La reazione chimica della combustione è, tra tutti i fenomeni del mondo naturale, un processo che viene considerato distruttivo. Il fuoco carbonizza, annienta e distrugge lasciando cumuli di cenere dietro […]

La reazione chimica della combustione è, tra tutti i fenomeni del mondo naturale, un processo che viene considerato distruttivo. Il fuoco carbonizza, annienta e distrugge lasciando cumuli di cenere dietro di esso e trasformando la vita in morte. L’incendio è una forza devastante che corrode tutto ciò che non è fuoco a sua volta e non è un caso che all’inferno i dannati brucino tra le fiamme eterne.

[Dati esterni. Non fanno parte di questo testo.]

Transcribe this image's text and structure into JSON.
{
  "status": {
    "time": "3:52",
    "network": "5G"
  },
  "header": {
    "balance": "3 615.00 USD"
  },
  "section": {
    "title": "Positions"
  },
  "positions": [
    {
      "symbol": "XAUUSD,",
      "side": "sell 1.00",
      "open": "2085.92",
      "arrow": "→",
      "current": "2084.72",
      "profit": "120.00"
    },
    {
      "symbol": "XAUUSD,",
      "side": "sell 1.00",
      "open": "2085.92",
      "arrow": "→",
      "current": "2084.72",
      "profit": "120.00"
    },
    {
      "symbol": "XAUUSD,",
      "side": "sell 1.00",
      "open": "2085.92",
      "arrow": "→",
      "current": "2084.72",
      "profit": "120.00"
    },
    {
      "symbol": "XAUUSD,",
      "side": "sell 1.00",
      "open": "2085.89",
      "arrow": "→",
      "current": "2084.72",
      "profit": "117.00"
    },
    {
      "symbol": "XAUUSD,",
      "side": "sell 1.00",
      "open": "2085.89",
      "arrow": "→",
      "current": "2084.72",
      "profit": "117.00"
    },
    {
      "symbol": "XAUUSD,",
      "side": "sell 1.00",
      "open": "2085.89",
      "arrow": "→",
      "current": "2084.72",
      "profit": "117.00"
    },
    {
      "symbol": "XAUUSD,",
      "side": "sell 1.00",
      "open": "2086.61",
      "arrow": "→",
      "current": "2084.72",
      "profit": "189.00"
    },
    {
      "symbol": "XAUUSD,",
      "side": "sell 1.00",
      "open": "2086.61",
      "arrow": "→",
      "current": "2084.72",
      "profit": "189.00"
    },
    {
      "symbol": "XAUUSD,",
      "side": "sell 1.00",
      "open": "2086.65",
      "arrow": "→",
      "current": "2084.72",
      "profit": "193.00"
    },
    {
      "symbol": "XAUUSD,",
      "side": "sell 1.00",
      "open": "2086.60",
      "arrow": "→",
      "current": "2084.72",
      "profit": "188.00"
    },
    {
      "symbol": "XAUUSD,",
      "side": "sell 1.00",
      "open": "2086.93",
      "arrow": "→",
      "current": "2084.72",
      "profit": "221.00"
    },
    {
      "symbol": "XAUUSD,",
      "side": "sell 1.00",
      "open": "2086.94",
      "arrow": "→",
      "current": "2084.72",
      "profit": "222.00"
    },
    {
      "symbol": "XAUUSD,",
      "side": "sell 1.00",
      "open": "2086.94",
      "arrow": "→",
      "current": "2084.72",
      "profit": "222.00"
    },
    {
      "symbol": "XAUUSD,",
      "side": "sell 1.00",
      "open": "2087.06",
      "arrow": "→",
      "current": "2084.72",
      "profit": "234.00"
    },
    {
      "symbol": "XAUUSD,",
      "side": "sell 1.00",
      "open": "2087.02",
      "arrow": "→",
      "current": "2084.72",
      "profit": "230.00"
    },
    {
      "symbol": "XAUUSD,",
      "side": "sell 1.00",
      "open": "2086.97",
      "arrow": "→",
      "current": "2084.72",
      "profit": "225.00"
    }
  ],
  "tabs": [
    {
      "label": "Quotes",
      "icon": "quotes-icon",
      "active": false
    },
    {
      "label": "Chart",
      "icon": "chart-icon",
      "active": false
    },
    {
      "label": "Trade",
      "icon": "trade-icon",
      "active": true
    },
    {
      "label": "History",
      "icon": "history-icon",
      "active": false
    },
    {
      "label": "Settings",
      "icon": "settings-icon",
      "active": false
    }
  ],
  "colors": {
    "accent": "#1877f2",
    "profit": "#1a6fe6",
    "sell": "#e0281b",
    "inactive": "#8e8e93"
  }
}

Non è sempre così, ovviamente, tranne che nei film di David Lynch dove le fiamme hanno sempre un valore simbolico negativo, come in Cuore Selvaggio o Fuoco Cammina con Me. Senza il fuoco l’umanità non si sarebbe evoluta e se starebbe nel freddo umido di qualche caverna a mangiare radici, insetti e brani di carne cruda.

Se si ripensa ai film d’animazione di Walt Disney il ricordo più potente e distruttivo del fuoco è quello straziante di Bambi, quando un incendio divora la foresta dove vive il cerbiatto. Un fuoco che è la metafora dell’uomo che distrugge e annienta, le fiamme divoratrici, il cui unico nemico è la forza cristallina dell’acqua. Una vera guerra tra gli elementi. Il dipartimento per la prevenzione degli incendi negli Stati Uniti utilizzò il piccolo ma coraggioso cerbiatto di Disney per la sua campagna sul pericolo dei fuochi nei boschi.

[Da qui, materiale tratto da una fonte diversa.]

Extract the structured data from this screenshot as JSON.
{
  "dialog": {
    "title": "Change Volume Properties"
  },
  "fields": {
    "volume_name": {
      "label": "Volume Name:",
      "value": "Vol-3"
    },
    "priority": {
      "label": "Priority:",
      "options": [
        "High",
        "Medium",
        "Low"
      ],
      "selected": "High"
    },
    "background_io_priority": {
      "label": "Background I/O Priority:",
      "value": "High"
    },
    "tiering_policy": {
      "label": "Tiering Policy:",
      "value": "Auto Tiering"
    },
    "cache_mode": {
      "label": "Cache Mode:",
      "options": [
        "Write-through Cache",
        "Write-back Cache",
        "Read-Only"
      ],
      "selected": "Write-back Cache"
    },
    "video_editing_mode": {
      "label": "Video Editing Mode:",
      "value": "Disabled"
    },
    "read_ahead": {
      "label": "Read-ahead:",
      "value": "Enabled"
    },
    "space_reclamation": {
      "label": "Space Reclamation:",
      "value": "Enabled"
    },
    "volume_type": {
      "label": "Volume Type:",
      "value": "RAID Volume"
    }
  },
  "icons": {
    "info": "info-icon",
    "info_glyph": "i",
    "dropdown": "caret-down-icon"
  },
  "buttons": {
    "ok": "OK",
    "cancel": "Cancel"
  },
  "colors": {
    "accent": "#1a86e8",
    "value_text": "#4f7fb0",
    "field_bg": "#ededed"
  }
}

La combustione tuttavia significa anche esistenza, ci permette inoltre di usare i motori a scoppio e muoverci nei nostri veicoli più o meno inquinanti. Ma ci voleva la Pixar per trasformarla in qualcosa di poetico, nel battito del cuore di esseri senzienti e vagamente antropomorfi dalla forma di automobili. In Cars del 2006, diretto da John Lasseter, e nel suo seguito del 2011, la combustione è vitale, è il battito del cuore meccanico dei personaggi del film, la reazione che consente al loro “sangue” oleoso di circolare, di farli correre, di essere vivi.

C’è un altro momento davvero esaltante sia dal punto di vista visivo che narrativo in cui la Pixar gioca con il fuoco, si tratta di Jack-Jack Attack, il cortometraggio del 2005, ispirato al film Gli Incredibili, in cui vengono narrati alcuni episodi legati al bebé della famiglia di super-eroi, l’unico ritenuto peraltro senza nessun elemento superumano, quando in realtà è il più “incredibile” di tutti. Ad un certo punto questo neonato, dopo essere levitato, prende addirittura fuoco come la torcia-umana dei Fantastici Quattro e alla baby-sitter incredula che lo accudisce toccherà “spegnerlo” nella vasca da bagno.

Il fuoco della Pixar è dunque anche spirito, una eco dell’anima elettronica dei suoi personaggi, qualcosa che arde con forza palpitante e sempre cangiante. La fiamma inestinguibile della vita che anche quando è invisibile brucia feconda dentro le creature fittizie che abitano i film di Lasseter&co.